When the Senior Class Council met last summer and brainstormed possible speakers, Albright was at the top of their list, along with U.S. Attorney General Janet Reno and President Bill Clinton. Albright was also a popular choice in senior class surveys.
"We wanted someone who has made major contributions to the society, and who will serve as an inspiration to the graduates," said Yuwynn Eldwin Ho, who chaired the council's commencement committee. "We were aware of the significance of the year 2000, and made it our goal to plan a commencement that truly fits our class motto of 'Once in a Millennium.'"
Although graduation exercises are divided up by department, the May 10 convocation offers all graduating seniors a chance to celebrate as a class.
"It's an opportunity for friends of the graduating class to be together even though they may have different disciplines," said Jim Burk, executive director of the California Alumni Association, which sponsors the Senior Class Council.
Burk said the council deserves credit for landing such a high-profile speaker.
"This is a group of students that are in leadership roles and they've done a wonderful job making contact with her office and encouraging her to come," he said. "We're very proud of them."
Burk said he only hopes an international crisis does not thwart Albright's plans.
"We're very hopeful that things stay calm in the world so she can fulfill her engagement with us," he said. "We've had distinguished visitors before, but this is obviously an important person at a time in the world when she is constantly called from one place to another."
Albright's status has required commencement planners to be in constant contact with the Secret Service and the White House, but Burk said the arrangements have not been unusually taxing.
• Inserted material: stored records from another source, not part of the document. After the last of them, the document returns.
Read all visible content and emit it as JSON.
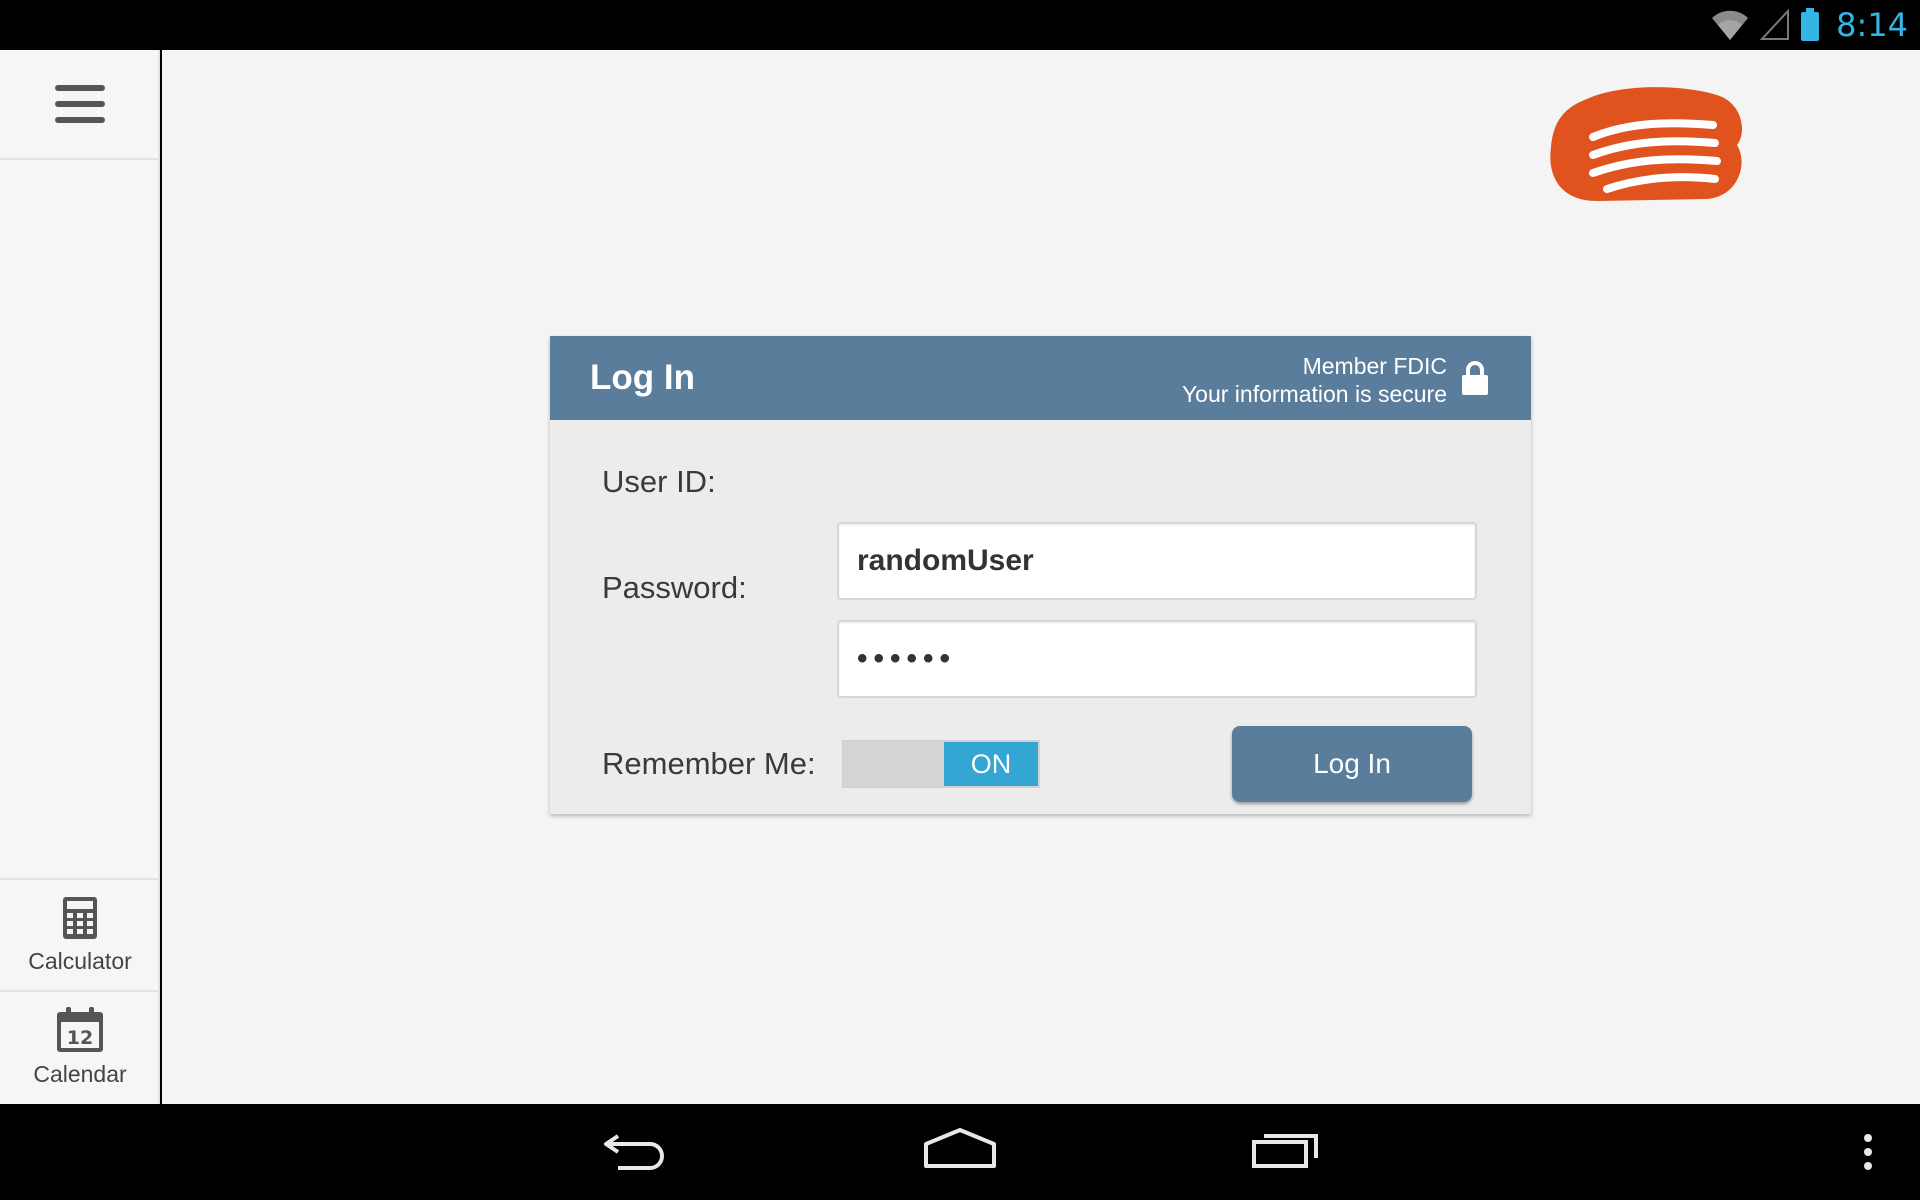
{
  "status_bar": {
    "time": "8:14",
    "icons": [
      "wifi-icon",
      "cell-signal-icon",
      "battery-icon"
    ],
    "accent_color": "#33b5e5"
  },
  "sidebar": {
    "menu_icon": "hamburger-menu-icon",
    "tools": [
      {
        "label": "Calculator",
        "icon": "calculator-icon"
      },
      {
        "label": "Calendar",
        "icon": "calendar-icon",
        "icon_text": "12"
      }
    ]
  },
  "brand": {
    "logo_icon": "bank-logo-icon",
    "color": "#e0531f"
  },
  "login": {
    "title": "Log In",
    "secure_line1": "Member FDIC",
    "secure_line2": "Your information is secure",
    "header_color": "#5b7d9c",
    "user_label": "User ID:",
    "user_value": "randomUser",
    "password_label": "Password:",
    "password_value": "••••••",
    "remember_label": "Remember Me:",
    "remember_state": "ON",
    "button_label": "Log In"
  },
  "nav_bar": {
    "buttons": [
      "back-icon",
      "home-icon",
      "recent-apps-icon",
      "overflow-menu-icon"
    ]
  }
}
"It's been no more difficult than you would expect," he said. "Whenever you have a person like this, there's always going to be a security issue. But her office and the advance people have been very good to work with."
Past commencement speakers have included author Terry McMillan and comedian Bill Cosby.
"Bill Cosby was a big draw of a different sort," Burk said. "This will be a more serious address."
Other speakers at this year's event include Chancellor Robert Berdahl and former State Assemblymember Jerome Waldie, who graduated from UC Berkeley 50 years ago.